Sort MLT query results: spark + scala

Hi,

I'm trying to run the 'More Like This' (MLT) query using the apache spark connector.
The problem is that the result is not sorted by computed MLT score. I think it is related to the sort=_doc parameter added in the query builder.

the code is the following:

val localSpark = SparkSession
    .builder()
    .appName("teste")
    .config("spark.es.nodes", "localhost")
    .config("spark.es.port", "9200")
    .config("es.mapping.id", "id")
    .config("es.write.operation", "upsert")
    .config("spark.es.nodes.wan.only", "true") 
    .config("es.scroll.size", 15)
    .master("local").getOrCreate()

val query = """{"query" : {"more_like_this": { "fields": ["text"], "like": [{"_index": "documents", "_id": "1234"}]}}}"""

val df = localSpark.read.format("org.elasticsearch.spark.sql").option("query", query).option("pushdown", "true").load("documents")

setup:

  • java: 1.8
  • spark : 3.1.0
  • scala: 2.12.12
  • "elasticsearch-spark-30" % "8.2.2"

I was able to reproduce this problem. The default sort of _doc makes sense, since that is the most efficient way for a scroll to pull back data. But I thought that maybe adding a sort field to it like this would work:

val query = """{"sort":"_score","query" : {"more_like_this": { "fields": ["text"], "like": [{"_index": "documents", "_id": "1234"}],"min_term_freq": 1,"min_doc_freq": 1}}}"""

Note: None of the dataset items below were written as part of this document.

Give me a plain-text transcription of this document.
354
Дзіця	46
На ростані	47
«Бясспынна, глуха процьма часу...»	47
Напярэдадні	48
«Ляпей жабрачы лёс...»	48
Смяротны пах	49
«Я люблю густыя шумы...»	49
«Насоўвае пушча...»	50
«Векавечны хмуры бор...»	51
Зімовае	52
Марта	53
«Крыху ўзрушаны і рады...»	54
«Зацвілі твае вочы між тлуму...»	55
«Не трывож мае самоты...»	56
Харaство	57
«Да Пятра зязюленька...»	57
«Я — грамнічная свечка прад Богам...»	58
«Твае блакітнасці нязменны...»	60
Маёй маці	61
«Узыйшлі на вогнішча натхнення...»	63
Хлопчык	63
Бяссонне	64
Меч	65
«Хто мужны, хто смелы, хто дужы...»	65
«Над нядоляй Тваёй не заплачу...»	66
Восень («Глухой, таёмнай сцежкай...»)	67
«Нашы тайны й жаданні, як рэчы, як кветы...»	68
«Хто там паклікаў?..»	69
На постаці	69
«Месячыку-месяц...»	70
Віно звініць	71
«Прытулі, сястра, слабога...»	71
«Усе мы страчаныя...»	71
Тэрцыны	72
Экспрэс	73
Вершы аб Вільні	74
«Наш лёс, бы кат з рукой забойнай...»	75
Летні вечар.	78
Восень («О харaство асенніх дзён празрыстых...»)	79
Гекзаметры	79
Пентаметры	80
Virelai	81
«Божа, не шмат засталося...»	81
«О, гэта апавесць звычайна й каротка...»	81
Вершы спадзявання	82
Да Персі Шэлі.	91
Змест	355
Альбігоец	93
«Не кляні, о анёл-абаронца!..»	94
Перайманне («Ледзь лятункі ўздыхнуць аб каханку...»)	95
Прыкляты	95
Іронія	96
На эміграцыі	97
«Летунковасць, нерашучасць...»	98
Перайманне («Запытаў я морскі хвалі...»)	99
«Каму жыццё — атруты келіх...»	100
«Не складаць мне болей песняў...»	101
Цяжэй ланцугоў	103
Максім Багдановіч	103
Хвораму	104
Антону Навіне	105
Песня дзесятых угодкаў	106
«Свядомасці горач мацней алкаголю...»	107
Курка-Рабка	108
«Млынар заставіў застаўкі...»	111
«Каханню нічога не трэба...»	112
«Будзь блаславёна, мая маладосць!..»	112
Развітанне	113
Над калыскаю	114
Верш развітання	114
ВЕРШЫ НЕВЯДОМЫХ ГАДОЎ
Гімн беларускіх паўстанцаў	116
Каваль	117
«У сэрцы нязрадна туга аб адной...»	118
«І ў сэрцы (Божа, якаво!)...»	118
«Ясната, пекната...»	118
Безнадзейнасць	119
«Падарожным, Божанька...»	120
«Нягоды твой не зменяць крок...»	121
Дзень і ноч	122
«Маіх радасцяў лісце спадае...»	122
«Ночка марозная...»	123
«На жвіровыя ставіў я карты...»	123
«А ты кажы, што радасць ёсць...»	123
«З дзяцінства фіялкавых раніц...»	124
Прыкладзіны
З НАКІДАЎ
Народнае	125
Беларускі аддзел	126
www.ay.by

Unfortunately it looks like that sort is silently ignored and the results are still ordered by _doc.. It looks like a bug. You can probably sort the results by _score on the spark side, but that is not going to perform as well if you have a very large amount of data.

In my case, getting all results and then sorting by _score is impracticable.
I will open an issue since it is probably a bug.

Thanks for your response.

This topic was automatically closed 28 days after the last reply. New replies are no longer allowed.